マックス・フェルスタッペンは、イギリスGPの残り6周というところで、ストウ・コーナーで自身のレッドブルがリアウィングの破損に見舞われ、クラッシュによりリタイアした。今回のトラブルはオーストリアGPで起きた同様の問題に続くものであり、マシンのパワーユニットとバランスに抱える継続的な課題をさらに深刻化させている。
フェルスタッペンはレース中、ハンドリングの悪さと電気系統のデプロイメント(エネルギー回生・放出)の問題に苦しんでいたが、スピンするまでは3位を争う位置につけていた。彼は後に、ウィングの問題を「非常に危険」と形容し、2戦連続で同様の事態を経験したことに「うんざりしている」と語った。

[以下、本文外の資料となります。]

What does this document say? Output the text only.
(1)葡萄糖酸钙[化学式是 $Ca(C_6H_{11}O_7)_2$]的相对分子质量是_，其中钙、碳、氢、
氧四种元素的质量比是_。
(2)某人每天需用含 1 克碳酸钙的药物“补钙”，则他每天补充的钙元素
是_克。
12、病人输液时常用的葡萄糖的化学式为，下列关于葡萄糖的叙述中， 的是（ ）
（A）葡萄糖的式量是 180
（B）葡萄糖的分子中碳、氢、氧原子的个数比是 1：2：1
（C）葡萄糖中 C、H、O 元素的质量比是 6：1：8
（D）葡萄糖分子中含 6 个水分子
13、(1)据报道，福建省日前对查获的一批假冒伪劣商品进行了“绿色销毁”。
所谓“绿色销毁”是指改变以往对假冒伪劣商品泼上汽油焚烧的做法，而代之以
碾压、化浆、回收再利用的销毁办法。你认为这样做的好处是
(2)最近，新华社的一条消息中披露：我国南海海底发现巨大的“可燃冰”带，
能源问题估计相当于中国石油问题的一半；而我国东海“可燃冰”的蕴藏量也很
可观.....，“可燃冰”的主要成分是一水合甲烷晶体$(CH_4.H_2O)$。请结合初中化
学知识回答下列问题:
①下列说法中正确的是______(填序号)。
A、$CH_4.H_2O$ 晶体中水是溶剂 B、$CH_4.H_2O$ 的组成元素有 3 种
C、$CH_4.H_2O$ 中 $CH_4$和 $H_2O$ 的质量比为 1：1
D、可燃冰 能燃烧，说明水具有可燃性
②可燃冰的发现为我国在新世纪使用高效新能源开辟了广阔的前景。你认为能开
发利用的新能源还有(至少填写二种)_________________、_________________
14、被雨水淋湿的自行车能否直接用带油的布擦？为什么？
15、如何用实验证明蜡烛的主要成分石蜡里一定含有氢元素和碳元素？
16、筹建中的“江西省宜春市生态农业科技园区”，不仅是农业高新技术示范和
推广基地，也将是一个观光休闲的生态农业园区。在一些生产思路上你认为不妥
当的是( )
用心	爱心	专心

レッドブルのチーム代表であるローラン・メキースは、ドライバーの怒りを受け入れ、オーストリアの時とは異なる種類の破損であることを認めた。メキースは、今後のトラブルを防ぐために回転式リアウィングの設計を見直す意向を示した。
フェルスタッペンは予選後にチームに対し、パワーユニットを交換してピットレーンスタートにするよう強く求めていたが、その決断は下されなかった。メキースは、ピットレーンからスタートした場合、現状のセットアップでレースをするよりも結果が悪化した可能性が高いと説明した。
4度のワールドチャンピオンに輝いたフェルスタッペンは、ベルギーGPを前にレッドブルの経営陣と話し合うことにはほとんど関心がないと明言し、エネルギー効率が問われるサーキットが続くシーズン終盤に状況が好転する可能性は低いとの見方を示した。